The latest Business Travel Monitor (March 2011) confirms it: there are no more bargains to be had from the airlines for business travelers. Especially if they wait until the last minute to book a trip.
Average published domestic fares for the month of March for lowest discount ticket types (highly-restricted) were up 17% compared to February 2011 and up 30% from March 2010. These published fares do not include taxes and fees, including fuel surcharges.
Average domestic fares paid by American Express Business Travel clients (which include all types of seats and fares and taxes and fees paid at point of sale) were up 5% for the month and 11% year over year. The average fare paid for international business trips was up 7% month over month and 12% year over year.
What does this mean to managed travel? If the travel industry could get any more complex, it has. It has never been easy to determine who pays what for which seat when and why, but add in increased taxes (see Prashanth Kuchibhotla's analysis of airline tax implications in this month's eXpert Industry Insights), service fees, surcharges and capacity controls and the true cost of travel becomes ever more elusive.

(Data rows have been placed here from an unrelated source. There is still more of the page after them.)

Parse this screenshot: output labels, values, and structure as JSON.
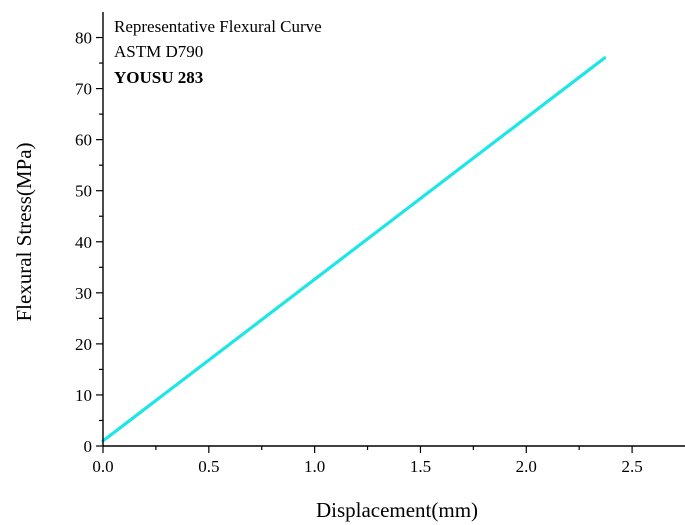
{
  "chart_data": {
    "type": "line",
    "title": "",
    "annotations": [
      "Representative Flexural Curve",
      "ASTM D790",
      "YOUSU 283"
    ],
    "xlabel": "Displacement(mm)",
    "ylabel": "Flexural Stress(MPa)",
    "xlim": [
      0,
      2.75
    ],
    "ylim": [
      0,
      85
    ],
    "xticks": [
      0.0,
      0.5,
      1.0,
      1.5,
      2.0,
      2.5
    ],
    "xtick_labels": [
      "0.0",
      "0.5",
      "1.0",
      "1.5",
      "2.0",
      "2.5"
    ],
    "yticks": [
      0,
      10,
      20,
      30,
      40,
      50,
      60,
      70,
      80
    ],
    "ytick_labels": [
      "0",
      "10",
      "20",
      "30",
      "40",
      "50",
      "60",
      "70",
      "80"
    ],
    "grid": false,
    "legend": "none",
    "series": [
      {
        "color": "#1ee6e6",
        "x": [
          0.0,
          2.37
        ],
        "y": [
          1.0,
          76.0
        ]
      }
    ]
  }
}
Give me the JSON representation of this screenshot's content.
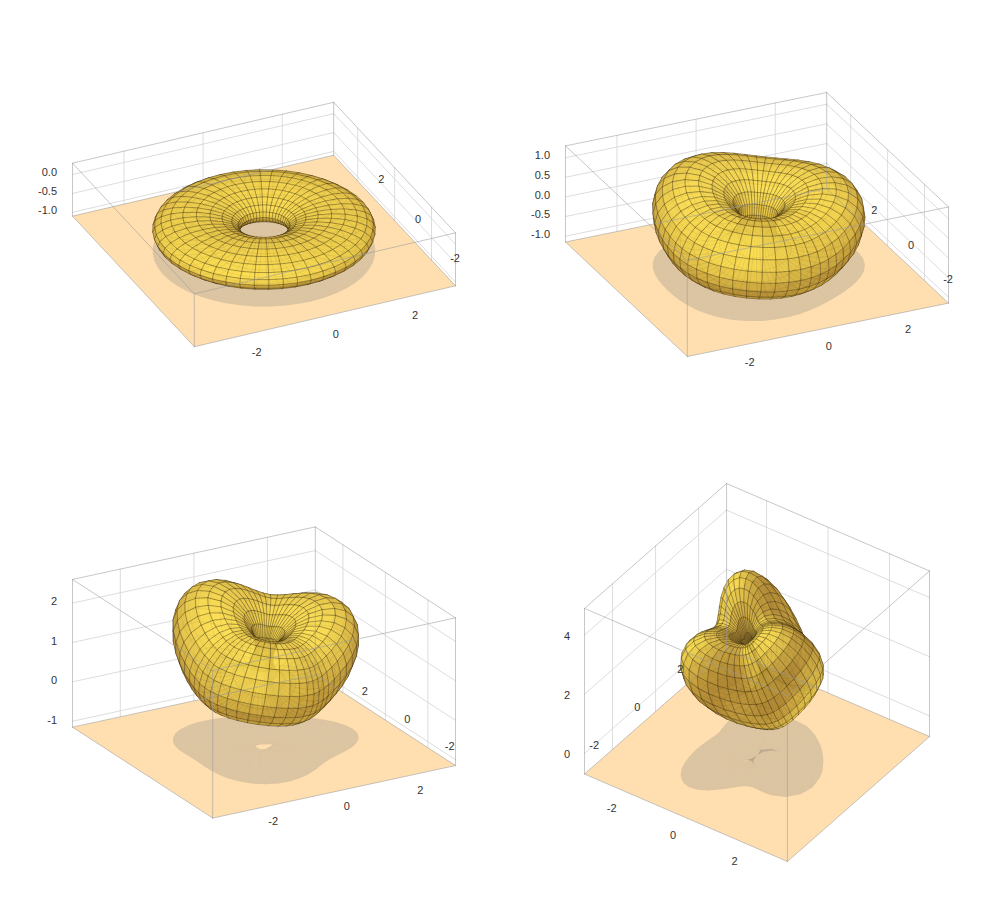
{
  "chart_data": [
    {
      "type": "surface3d",
      "color": "#f7b040",
      "grid": true,
      "xlim": [
        -3.3,
        3.3
      ],
      "ylim": [
        -3.3,
        3.3
      ],
      "zlim": [
        -1.1,
        0.3
      ],
      "xticks": [
        -2,
        0,
        2
      ],
      "yticks": [
        -2,
        0,
        2
      ],
      "zticks": [
        {
          "value": 0,
          "label": "0.0"
        },
        {
          "value": -0.5,
          "label": "-0.5"
        },
        {
          "value": -1,
          "label": "-1.0"
        }
      ]
    },
    {
      "type": "surface3d",
      "color": "#f7b040",
      "grid": true,
      "xlim": [
        -3.3,
        3.3
      ],
      "ylim": [
        -3.3,
        3.3
      ],
      "zlim": [
        -1.15,
        1.3
      ],
      "xticks": [
        -2,
        0,
        2
      ],
      "yticks": [
        -2,
        0,
        2
      ],
      "zticks": [
        {
          "value": 1,
          "label": "1.0"
        },
        {
          "value": 0.5,
          "label": "0.5"
        },
        {
          "value": 0,
          "label": "0.0"
        },
        {
          "value": -0.5,
          "label": "-0.5"
        },
        {
          "value": -1,
          "label": "-1.0"
        }
      ]
    },
    {
      "type": "surface3d",
      "color": "#f7b040",
      "grid": true,
      "xlim": [
        -3.3,
        3.3
      ],
      "ylim": [
        -3.3,
        3.3
      ],
      "zlim": [
        -1.15,
        2.6
      ],
      "xticks": [
        -2,
        0,
        2
      ],
      "yticks": [
        -2,
        0,
        2
      ],
      "zticks": [
        2,
        1,
        0,
        -1
      ]
    },
    {
      "type": "surface3d",
      "color": "#f7b040",
      "grid": true,
      "xlim": [
        -3.3,
        3.3
      ],
      "ylim": [
        -3.3,
        3.3
      ],
      "zlim": [
        -0.7,
        4.9
      ],
      "xticks": [
        -2,
        0,
        2
      ],
      "yticks": [
        -2,
        0,
        2
      ],
      "zticks": [
        4,
        2,
        0
      ]
    }
  ]
}
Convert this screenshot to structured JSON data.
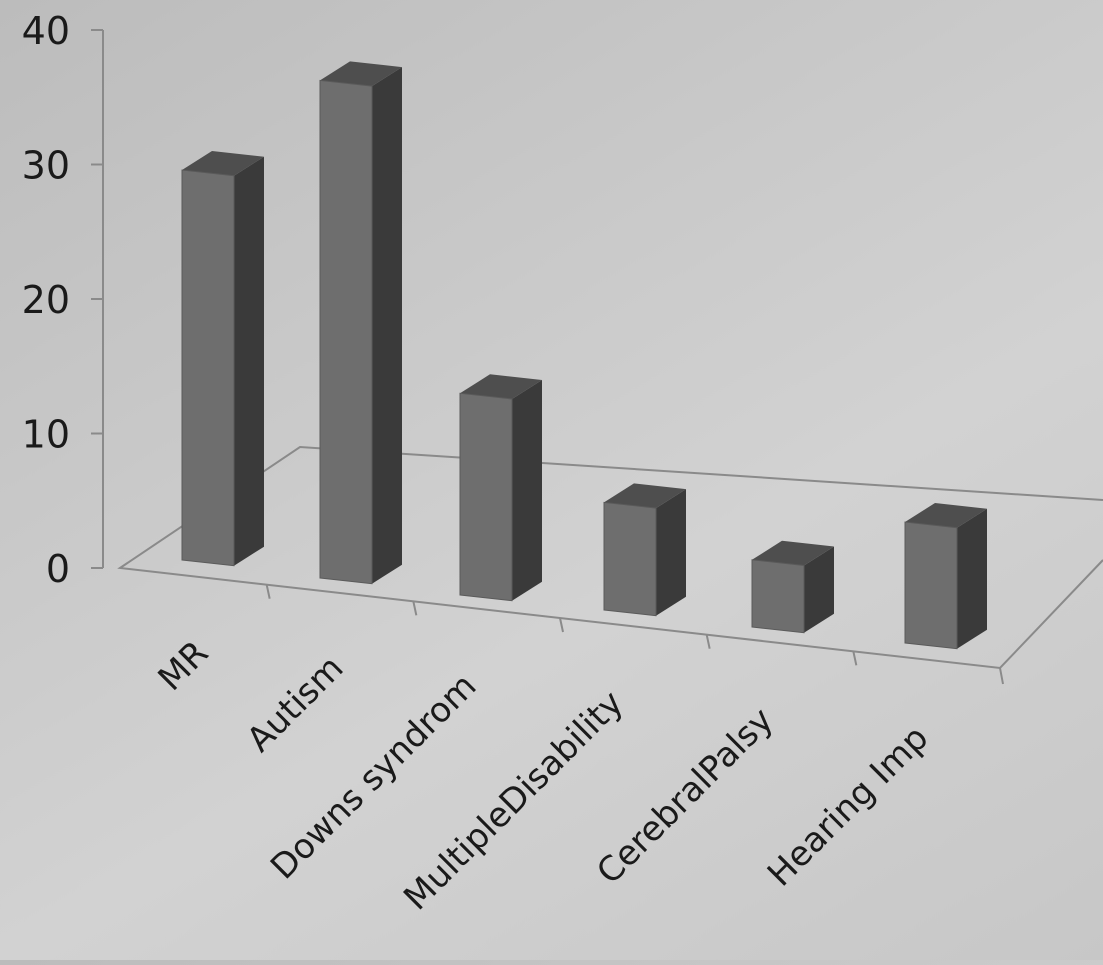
{
  "chart_data": {
    "type": "bar",
    "style": "3d-column",
    "title": "",
    "xlabel": "",
    "ylabel": "",
    "categories": [
      "MR",
      "Autism",
      "Downs syndrom",
      "MultipleDisability",
      "CerebralPalsy",
      "Hearing Imp"
    ],
    "values": [
      29,
      37,
      15,
      8,
      5,
      9
    ],
    "y_ticks": [
      "0",
      "10",
      "20",
      "30",
      "40"
    ],
    "ylim": [
      0,
      40
    ],
    "grid": false,
    "legend": "none",
    "colors": {
      "bar_front": "#6e6e6e",
      "bar_side": "#3a3a3a",
      "bar_top": "#4e4e4e",
      "axis": "#8a8a8a",
      "text": "#1a1a1a"
    }
  }
}
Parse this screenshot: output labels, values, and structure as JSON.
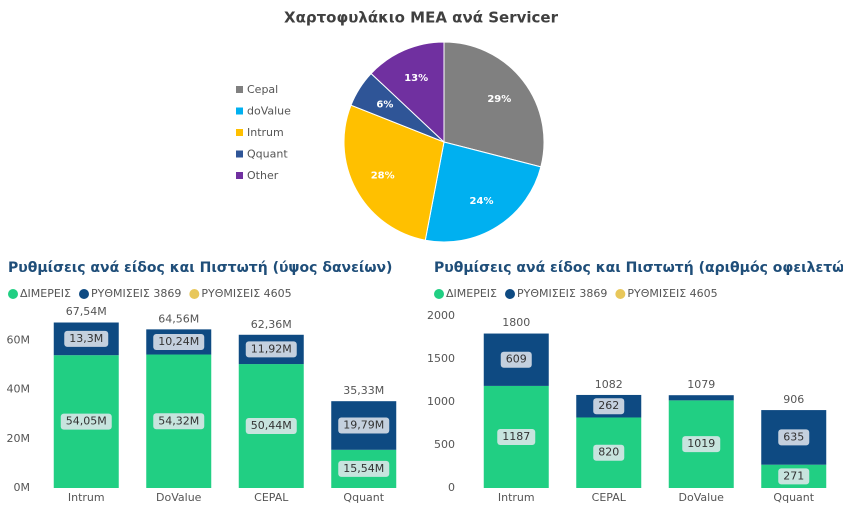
{
  "chart_data": [
    {
      "type": "pie",
      "title": "Χαρτοφυλάκιο ΜΕΑ ανά Servicer",
      "categories": [
        "Cepal",
        "doValue",
        "Intrum",
        "Qquant",
        "Other"
      ],
      "values": [
        29,
        24,
        28,
        6,
        13
      ],
      "value_labels": [
        "29%",
        "24%",
        "28%",
        "6%",
        "13%"
      ],
      "colors": [
        "#808080",
        "#00b0f0",
        "#ffc000",
        "#2f5597",
        "#7030a0"
      ],
      "legend": "left"
    },
    {
      "type": "bar",
      "title": "Ρυθμίσεις ανά είδος και Πιστωτή (ύψος δανείων)",
      "categories": [
        "Intrum",
        "DoValue",
        "CEPAL",
        "Qquant"
      ],
      "series": [
        {
          "name": "ΔΙΜΕΡΕΙΣ",
          "color": "#21cf83",
          "values": [
            54.05,
            54.32,
            50.44,
            15.54
          ],
          "value_labels": [
            "54,05M",
            "54,32M",
            "50,44M",
            "15,54M"
          ]
        },
        {
          "name": "ΡΥΘΜΙΣΕΙΣ 3869",
          "color": "#0e4a82",
          "values": [
            13.3,
            10.24,
            11.92,
            19.79
          ],
          "value_labels": [
            "13,3M",
            "10,24M",
            "11,92M",
            "19,79M"
          ]
        },
        {
          "name": "ΡΥΘΜΙΣΕΙΣ 4605",
          "color": "#e8c75a",
          "values": [
            null,
            null,
            null,
            null
          ]
        }
      ],
      "totals": [
        67.54,
        64.56,
        62.36,
        35.33
      ],
      "total_labels": [
        "67,54M",
        "64,56M",
        "62,36M",
        "35,33M"
      ],
      "ylim": [
        0,
        70
      ],
      "yticks": [
        {
          "value": 0,
          "label": "0M"
        },
        {
          "value": 20,
          "label": "20M"
        },
        {
          "value": 40,
          "label": "40M"
        },
        {
          "value": 60,
          "label": "60M"
        }
      ],
      "stacked": true,
      "legend": "top-left"
    },
    {
      "type": "bar",
      "title": "Ρυθμίσεις ανά είδος και Πιστωτή (αριθμός οφειλετών)",
      "categories": [
        "Intrum",
        "CEPAL",
        "DoValue",
        "Qquant"
      ],
      "series": [
        {
          "name": "ΔΙΜΕΡΕΙΣ",
          "color": "#21cf83",
          "values": [
            1187,
            820,
            1019,
            271
          ]
        },
        {
          "name": "ΡΥΘΜΙΣΕΙΣ 3869",
          "color": "#0e4a82",
          "values": [
            609,
            262,
            60,
            635
          ]
        },
        {
          "name": "ΡΥΘΜΙΣΕΙΣ 4605",
          "color": "#e8c75a",
          "values": [
            null,
            null,
            null,
            null
          ]
        }
      ],
      "totals": [
        1800,
        1082,
        1079,
        906
      ],
      "ylim": [
        0,
        2000
      ],
      "yticks": [
        0,
        500,
        1000,
        1500,
        2000
      ],
      "stacked": true,
      "legend": "top-left"
    }
  ]
}
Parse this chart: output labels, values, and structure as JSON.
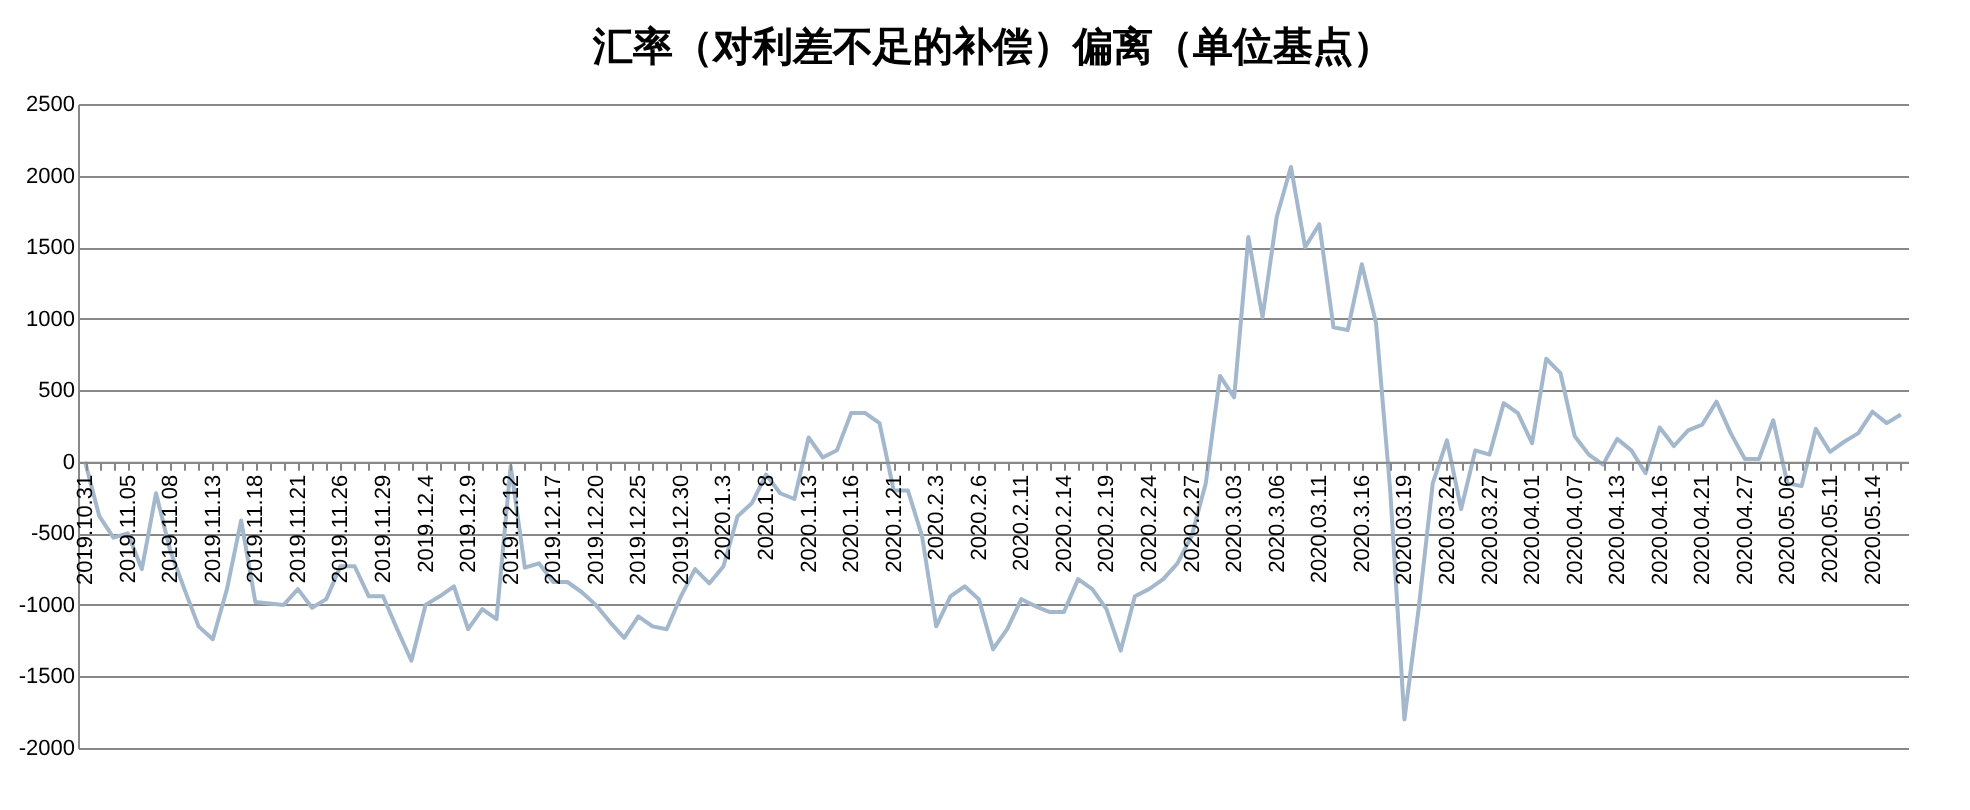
{
  "chart_data": {
    "type": "line",
    "title": "汇率（对利差不足的补偿）偏离（单位基点）",
    "categories": [
      "2019.10.31",
      null,
      null,
      "2019.11.05",
      null,
      null,
      "2019.11.08",
      null,
      null,
      "2019.11.13",
      null,
      null,
      "2019.11.18",
      null,
      null,
      "2019.11.21",
      null,
      null,
      "2019.11.26",
      null,
      null,
      "2019.11.29",
      null,
      null,
      "2019.12.4",
      null,
      null,
      "2019.12.9",
      null,
      null,
      "2019.12.12",
      null,
      null,
      "2019.12.17",
      null,
      null,
      "2019.12.20",
      null,
      null,
      "2019.12.25",
      null,
      null,
      "2019.12.30",
      null,
      null,
      "2020.1.3",
      null,
      null,
      "2020.1.8",
      null,
      null,
      "2020.1.13",
      null,
      null,
      "2020.1.16",
      null,
      null,
      "2020.1.21",
      null,
      null,
      "2020.2.3",
      null,
      null,
      "2020.2.6",
      null,
      null,
      "2020.2.11",
      null,
      null,
      "2020.2.14",
      null,
      null,
      "2020.2.19",
      null,
      null,
      "2020.2.24",
      null,
      null,
      "2020.2.27",
      null,
      null,
      "2020.3.03",
      null,
      null,
      "2020.3.06",
      null,
      null,
      "2020.03.11",
      null,
      null,
      "2020.3.16",
      null,
      null,
      "2020.03.19",
      null,
      null,
      "2020.03.24",
      null,
      null,
      "2020.03.27",
      null,
      null,
      "2020.04.01",
      null,
      null,
      "2020.04.07",
      null,
      null,
      "2020.04.13",
      null,
      null,
      "2020.04.16",
      null,
      null,
      "2020.04.21",
      null,
      null,
      "2020.04.27",
      null,
      null,
      "2020.05.06",
      null,
      null,
      "2020.05.11",
      null,
      null,
      "2020.05.14",
      null,
      null
    ],
    "series": [
      {
        "color": "#a3b8cc",
        "values": [
          0,
          -380,
          -530,
          -500,
          -750,
          -220,
          -620,
          -890,
          -1150,
          -1240,
          -890,
          -410,
          -980,
          -990,
          -1000,
          -890,
          -1020,
          -960,
          -730,
          -730,
          -940,
          -940,
          -1170,
          -1390,
          -1000,
          -940,
          -870,
          -1170,
          -1030,
          -1100,
          -30,
          -740,
          -710,
          -840,
          -840,
          -910,
          -1000,
          -1120,
          -1230,
          -1080,
          -1150,
          -1170,
          -940,
          -750,
          -850,
          -730,
          -380,
          -290,
          -90,
          -220,
          -260,
          170,
          30,
          80,
          340,
          340,
          270,
          -200,
          -200,
          -520,
          -1150,
          -940,
          -870,
          -960,
          -1310,
          -1170,
          -960,
          -1010,
          -1050,
          -1050,
          -820,
          -890,
          -1030,
          -1320,
          -940,
          -890,
          -820,
          -710,
          -520,
          -150,
          600,
          450,
          1570,
          1010,
          1710,
          2060,
          1500,
          1660,
          940,
          920,
          1380,
          970,
          -200,
          -1800,
          -1030,
          -150,
          150,
          -330,
          80,
          50,
          410,
          340,
          130,
          720,
          620,
          180,
          50,
          -20,
          160,
          80,
          -80,
          240,
          110,
          220,
          260,
          420,
          200,
          20,
          20,
          290,
          -150,
          -170,
          230,
          70,
          140,
          200,
          350,
          270,
          330
        ]
      }
    ],
    "ylim": [
      -2000,
      2500
    ],
    "yticks": [
      -2000,
      -1500,
      -1000,
      -500,
      0,
      500,
      1000,
      1500,
      2000,
      2500
    ],
    "grid": "y",
    "legend": false,
    "marker": "none",
    "line_style": "solid"
  }
}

Companies should consider then the value of the data they get on their programs, the insights into their travelers' behaviors, and competitve industry best practices to drive optimal expenditures on travel today. With the on-going challenges in the industry around distribution models and renumeration for all kinds of services, getting accurate and complete data has become even more difficult, let alone analyzing it for meaningful patterns.
But data is where the true value of managed travel is not only revealed but achieved as demand management takes center stage in cost-control tactics today. What kind of real investment has your company made in its travel data and analysis? Can anyone afford not to in light of the nature of the industry itself today?